Zum ersten Mal fanden im Sommer 2021 die Kritischen Tage statt. Mit meinen Kolleginnen Dolores Zoé Bertschinger und Charlotte Jacobs hatte ich den Eindruck, dass die Themen, die für uns wichtig sind, im Curriculum zu wenig Platz hätten und wollten einen Raum für Wissensaustausch und Begegnung schaffen. Dieses Jahr finden sie zum vierten Mal statt – und zwar deswegen, weil es coole Leute gibt. Das ganze ist eine Graswurzel-Geschichte: Zwar gibt es ein Orga-Team, das aus Analucia Löschke Centeno (ST, Koblenz), Isabell Jakob (RW, Marburg), Paulina Rinne (RW, Marburg), Anna-Lena Passior (Relpäd und Transformationsstudien, Hannover), Charlotte Jacobs (ST/E, Jena) und mir besteht, aber wir rufen nur auf und ordnen ein bisschen das, was kommt.
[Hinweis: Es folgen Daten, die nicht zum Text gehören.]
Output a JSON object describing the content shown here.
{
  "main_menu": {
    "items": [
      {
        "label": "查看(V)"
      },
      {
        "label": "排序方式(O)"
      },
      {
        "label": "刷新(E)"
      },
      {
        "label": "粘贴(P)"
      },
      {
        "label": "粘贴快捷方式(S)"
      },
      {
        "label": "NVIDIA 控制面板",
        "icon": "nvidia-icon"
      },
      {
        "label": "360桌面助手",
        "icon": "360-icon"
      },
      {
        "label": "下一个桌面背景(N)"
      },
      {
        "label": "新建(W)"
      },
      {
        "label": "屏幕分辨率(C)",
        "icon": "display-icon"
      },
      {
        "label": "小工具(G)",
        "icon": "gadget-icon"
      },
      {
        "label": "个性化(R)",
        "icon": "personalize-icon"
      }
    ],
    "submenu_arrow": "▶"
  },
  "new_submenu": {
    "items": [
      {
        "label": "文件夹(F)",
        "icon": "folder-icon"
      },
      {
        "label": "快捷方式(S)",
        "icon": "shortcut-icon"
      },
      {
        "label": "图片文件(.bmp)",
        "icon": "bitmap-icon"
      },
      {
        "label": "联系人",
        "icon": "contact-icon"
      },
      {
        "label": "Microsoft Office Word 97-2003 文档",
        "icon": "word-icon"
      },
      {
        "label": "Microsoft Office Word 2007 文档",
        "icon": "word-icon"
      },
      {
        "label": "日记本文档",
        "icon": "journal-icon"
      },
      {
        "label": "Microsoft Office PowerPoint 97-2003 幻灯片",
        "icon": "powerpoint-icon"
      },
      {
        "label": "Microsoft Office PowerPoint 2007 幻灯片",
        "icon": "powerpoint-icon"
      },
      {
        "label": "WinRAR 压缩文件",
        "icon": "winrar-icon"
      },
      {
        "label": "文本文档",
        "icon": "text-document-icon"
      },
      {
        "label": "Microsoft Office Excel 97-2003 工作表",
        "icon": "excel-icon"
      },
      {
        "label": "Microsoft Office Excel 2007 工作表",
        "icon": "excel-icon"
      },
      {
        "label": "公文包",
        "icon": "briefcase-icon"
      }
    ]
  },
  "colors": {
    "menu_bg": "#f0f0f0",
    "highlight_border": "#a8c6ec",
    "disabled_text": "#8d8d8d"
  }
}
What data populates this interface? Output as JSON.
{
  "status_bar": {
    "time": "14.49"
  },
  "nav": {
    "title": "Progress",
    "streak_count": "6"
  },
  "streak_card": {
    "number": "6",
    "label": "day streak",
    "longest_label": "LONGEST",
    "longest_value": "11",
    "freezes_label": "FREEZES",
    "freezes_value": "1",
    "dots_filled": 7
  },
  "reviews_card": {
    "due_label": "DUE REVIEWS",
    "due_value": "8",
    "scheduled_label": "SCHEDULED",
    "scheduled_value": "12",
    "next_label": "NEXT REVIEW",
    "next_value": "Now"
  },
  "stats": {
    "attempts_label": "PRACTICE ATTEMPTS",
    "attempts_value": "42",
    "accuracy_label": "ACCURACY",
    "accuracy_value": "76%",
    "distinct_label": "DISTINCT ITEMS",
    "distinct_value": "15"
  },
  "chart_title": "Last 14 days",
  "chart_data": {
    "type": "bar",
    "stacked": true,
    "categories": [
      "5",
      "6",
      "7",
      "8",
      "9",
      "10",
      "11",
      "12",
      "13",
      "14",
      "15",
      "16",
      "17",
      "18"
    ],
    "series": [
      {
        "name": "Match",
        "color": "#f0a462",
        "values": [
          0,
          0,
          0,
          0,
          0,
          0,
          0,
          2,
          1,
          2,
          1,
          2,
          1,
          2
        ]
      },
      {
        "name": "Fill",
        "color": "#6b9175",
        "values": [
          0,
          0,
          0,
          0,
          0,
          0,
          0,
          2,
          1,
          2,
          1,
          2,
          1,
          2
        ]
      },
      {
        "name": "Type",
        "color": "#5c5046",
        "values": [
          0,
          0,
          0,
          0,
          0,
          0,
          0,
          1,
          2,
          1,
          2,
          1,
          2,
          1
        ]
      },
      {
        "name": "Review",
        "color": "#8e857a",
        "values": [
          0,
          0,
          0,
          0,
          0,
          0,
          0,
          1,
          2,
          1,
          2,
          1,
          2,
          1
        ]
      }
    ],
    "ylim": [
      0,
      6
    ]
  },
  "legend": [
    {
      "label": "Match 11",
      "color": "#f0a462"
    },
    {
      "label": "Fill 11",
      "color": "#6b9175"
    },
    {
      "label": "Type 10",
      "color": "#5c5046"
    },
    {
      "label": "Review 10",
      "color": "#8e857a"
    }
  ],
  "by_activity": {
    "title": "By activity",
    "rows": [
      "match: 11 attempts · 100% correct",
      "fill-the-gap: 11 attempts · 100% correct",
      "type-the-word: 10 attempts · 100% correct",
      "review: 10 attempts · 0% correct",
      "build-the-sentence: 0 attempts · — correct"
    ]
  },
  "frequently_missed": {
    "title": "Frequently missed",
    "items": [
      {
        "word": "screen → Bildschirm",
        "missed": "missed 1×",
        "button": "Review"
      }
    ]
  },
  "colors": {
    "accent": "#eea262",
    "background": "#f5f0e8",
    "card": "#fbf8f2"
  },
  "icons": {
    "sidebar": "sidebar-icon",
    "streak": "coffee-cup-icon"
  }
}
Dieses Jahr haben wir zum Thema „Bildet Banden! Komplizierte Kompliz*innenschaft in der Religionsforschung“ aufgerufen und sammeln bis Mitte August Paper, um dann für den November Kritische Tage zusammenzustellen zu den Themen und zu den Zeiten, die für Menschen passen. Hier ist der Call – ebenfalls unten. Herzliche Einladung mitzumachen!
Ich hoffe sehr, dass die KT sich weiterhin verstetigen und Menschen miteinander verbinden, um gemeinsam an Themen weiterzuarbeiten. Das Ganze hat schon den Anspruch einer engagierten Wissenschaft. Manche Menschen nehmen ja an, dass Aktivismus und Wissenschaft nicht miteinander vereinbar seien, weil Aktivismus nicht objektiv wäre, sondern eine feste Position hätte. So etwas wie Objektivität gibt es aber auch in „der Wissenschaft“ nicht. Und selbstverständlich sind Wissenschaftler*innen auch nicht positionslos. Die meisten verschleiern sie nur besonders gut. Gleichermaßen hängt Aktivismus auch mit Wissen zusammen, aus dem etwas abgeleitet wird. Engagierte Wissenschaft ist nicht gleich Aktivismus, aber es ist eine Form von Wissenschaft, die ihre Kontexte nicht negiert und sich bewusst in diese hinein äußert.